I have to say I burst out laughing when I heard No. 4. A free nation?

See, that’s where Bush got it wrong. He kept assuming that everyone wants freedom. This is a recurring theme in the book. He talks about how Afghanistan wants “freedom” and how Iraq wants “freedom.” He points out that when WW2 ended, there were like two dozen democracies in the world. By the time he took office as the 43rd President of the United States, there were over a hundred. He kept talking about how the remaining few would be free as well. He spoke of how the arrow of history bends towards liberty.

But does it? Does everyone really want freedom? Just look at our neighbor to the west, born of the same nation, identical to us in a thousand cultural ways. Do they want freedom?

Some ideologies are just different from others. And Bush keeps getting this wrong. Though he never stops repeating it.

It is easy to be cynical about such things. You can talk about how the freedom thing is just a cover story for the American military industrial complex to make $$$. But the truth always lies somewhere in between. Nobody is ever completely unselfish. But you cannot take away the fact that America has freed other nations. Which other superpower can even claim to have done that? How many countries have ever been liberated by the British or the French or the Soviets or the Chinese?

In particular, Bush spoke about how his father fought the Japanese in WW2. He spoke of how the Japanese Prime Minister Junichiro Koizumi was the son of a senior minister in the imperial Japanese government. The fathers had made war. The sons were allies, leaders of democratic, sovereign nations which respect and admire each other.

If Japan, if Germany, if Korea … why not Iraq?

I’m sorry, Mr. President. Not Iraq. Not Iran. Not Pakistan and not Afghanistan. Not everyone is ready for the same thing. And they might never be.

Perhaps the problem lay in Bush’s fundamental and simplistic belief in a moral universe. God’s children, he kept saying. Whether or not there is a god, there is no scientific principle that says all people want freedom. Ideologies vary. It’s awesome that over 100 countries in the world are democracies.

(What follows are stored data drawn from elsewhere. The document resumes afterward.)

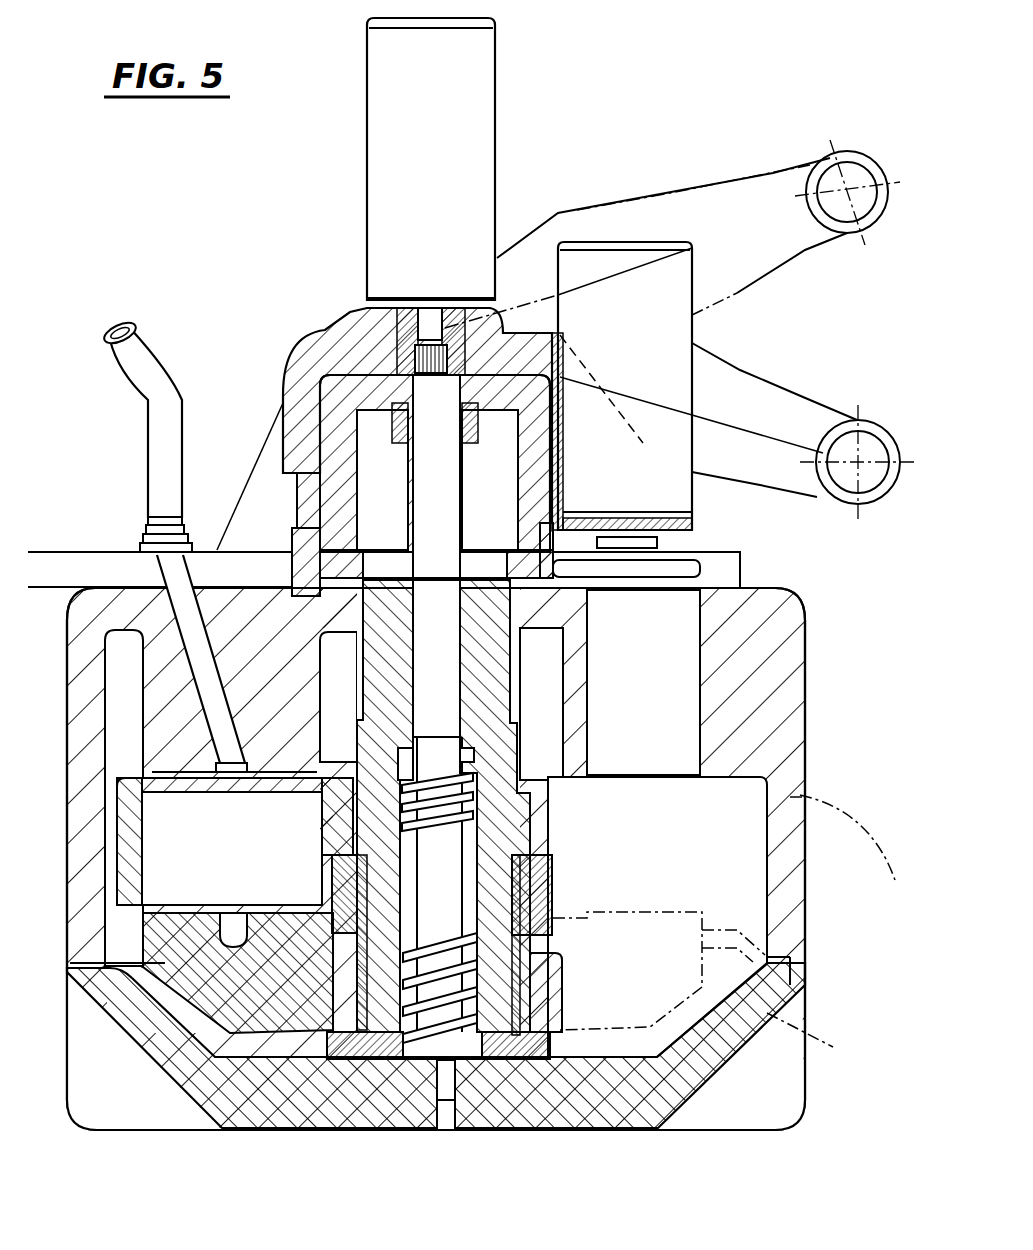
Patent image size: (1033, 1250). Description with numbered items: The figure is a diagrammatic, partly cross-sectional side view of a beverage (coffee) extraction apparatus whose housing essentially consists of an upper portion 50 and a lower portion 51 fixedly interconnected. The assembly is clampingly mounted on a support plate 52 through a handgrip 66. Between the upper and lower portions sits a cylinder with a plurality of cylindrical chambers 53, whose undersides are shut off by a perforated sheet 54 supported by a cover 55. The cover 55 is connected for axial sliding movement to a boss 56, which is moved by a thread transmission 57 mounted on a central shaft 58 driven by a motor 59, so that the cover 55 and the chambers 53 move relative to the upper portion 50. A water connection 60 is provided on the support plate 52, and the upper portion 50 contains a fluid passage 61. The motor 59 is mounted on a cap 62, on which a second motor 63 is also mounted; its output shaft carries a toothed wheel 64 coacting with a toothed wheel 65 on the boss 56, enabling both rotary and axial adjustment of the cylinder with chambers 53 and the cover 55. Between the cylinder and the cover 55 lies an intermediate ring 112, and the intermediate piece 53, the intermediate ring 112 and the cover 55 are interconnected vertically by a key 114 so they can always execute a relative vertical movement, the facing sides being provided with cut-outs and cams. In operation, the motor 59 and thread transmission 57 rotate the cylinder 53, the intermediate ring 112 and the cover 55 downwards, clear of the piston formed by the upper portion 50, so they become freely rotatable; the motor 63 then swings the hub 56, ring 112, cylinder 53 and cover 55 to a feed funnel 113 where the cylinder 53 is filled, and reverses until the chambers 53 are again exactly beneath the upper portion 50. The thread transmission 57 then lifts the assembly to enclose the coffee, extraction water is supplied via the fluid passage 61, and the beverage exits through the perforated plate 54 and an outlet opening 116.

The upper portion 50 is at (80, 678).
The lower portion 51 is at (95, 1010).
The support plate 52 is at (100, 570).
The cylindrical chambers 53 is at (125, 826).
The perforated sheet 54 is at (172, 905).
The cover 55 is at (170, 963).
The boss 56 is at (335, 885).
The thread transmission 57 is at (430, 1007).
The central shaft 58 is at (445, 508).
The motor 59 is at (372, 122).
The water connection 60 is at (158, 516).
The fluid passage 61 is at (181, 612).
The cap 62 is at (342, 330).
The motor 63 is at (578, 258).
The toothed wheel 64 is at (688, 570).
The toothed wheel 65 is at (358, 553).
The handgrip 66 is at (665, 205).
The intermediate ring 112 is at (548, 898).
The feed funnel 113 is at (700, 672).
The key 114 is at (340, 1060).
The outlet opening 116 is at (842, 942).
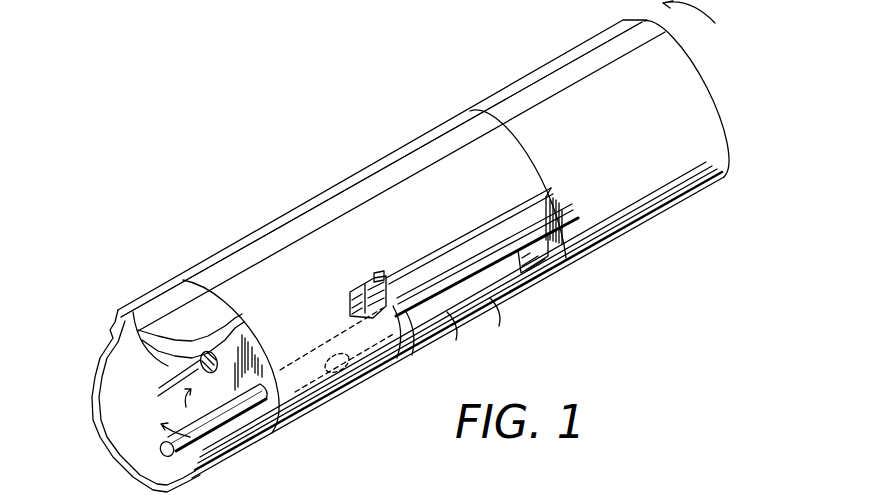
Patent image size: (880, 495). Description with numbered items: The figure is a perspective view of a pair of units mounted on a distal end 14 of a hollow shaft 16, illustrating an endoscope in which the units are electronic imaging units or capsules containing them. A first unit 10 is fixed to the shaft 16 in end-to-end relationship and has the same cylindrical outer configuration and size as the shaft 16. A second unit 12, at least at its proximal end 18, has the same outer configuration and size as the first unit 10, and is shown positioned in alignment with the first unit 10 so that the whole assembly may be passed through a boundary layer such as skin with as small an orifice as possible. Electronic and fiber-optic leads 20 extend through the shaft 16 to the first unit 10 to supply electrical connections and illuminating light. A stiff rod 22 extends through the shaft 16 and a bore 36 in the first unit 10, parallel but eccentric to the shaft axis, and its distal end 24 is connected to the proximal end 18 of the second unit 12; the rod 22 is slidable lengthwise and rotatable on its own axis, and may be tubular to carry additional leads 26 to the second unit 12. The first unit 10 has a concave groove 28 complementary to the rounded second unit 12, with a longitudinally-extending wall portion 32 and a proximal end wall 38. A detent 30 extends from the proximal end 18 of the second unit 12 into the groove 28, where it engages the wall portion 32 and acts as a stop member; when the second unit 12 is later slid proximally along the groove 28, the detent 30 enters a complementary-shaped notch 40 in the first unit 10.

The first unit 10 is at (348, 220).
The second unit 12 is at (560, 80).
The distal end 14 is at (237, 293).
The hollow shaft 16 is at (98, 366).
The proximal end 18 is at (458, 118).
The electronic and fiber-optic leads 20 is at (162, 375).
The stiff rod 22 is at (237, 410).
The distal end 24 is at (548, 227).
The electronic and/or fiber-optic leads 26 is at (147, 450).
The groove 28 is at (450, 317).
The detent 30 is at (546, 272).
The longitudinally-extending wall portion 32 is at (490, 303).
The bore 36 is at (352, 372).
The proximal end wall 38 is at (359, 361).
The notch 40 is at (362, 283).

Perhaps that is a sign that people in the remaining countries don’t want to be free.

This is one of the fundamental ways in which people, especially in the West, misunderstand the conflict between Israel & Palestine, or between India & Pakistan. It is easy to wonder why there can’t be a two state solution in the Middle East. When I two state solution, I obviously mean more than just lines on a map. Of course you could draw those lines. I mean, can there be two neighboring states, both democracies, with respect for each other? No, there cannot.

I am not saying that this means we should oppose a two state solution. All people have equal rights, no matter what their ideology. But do not fool yourself by assuming that all people want the same things from life. We would never assume that everyone likes the same flavor of ice-cream. So why do we make that assumption about ideology? Everyone has a right to buy ice-cream. Anything beyond that is just an assumption.

Ditto with India vs Pakistan. You can only blame the Army or the politicians over there so many times. The reality is that some people don’t like freedom as a way of life. People in one country like freedom. In another country, they hate freedom. That’s their ideology.

Give a billion dollars to help Germany after the war and they will rebuild and become your friends. Give a billion dollars to Pakistan and they will hate you even more. Ideologies vary.

If only Bush had understood this fact, the world would have been a much better place today.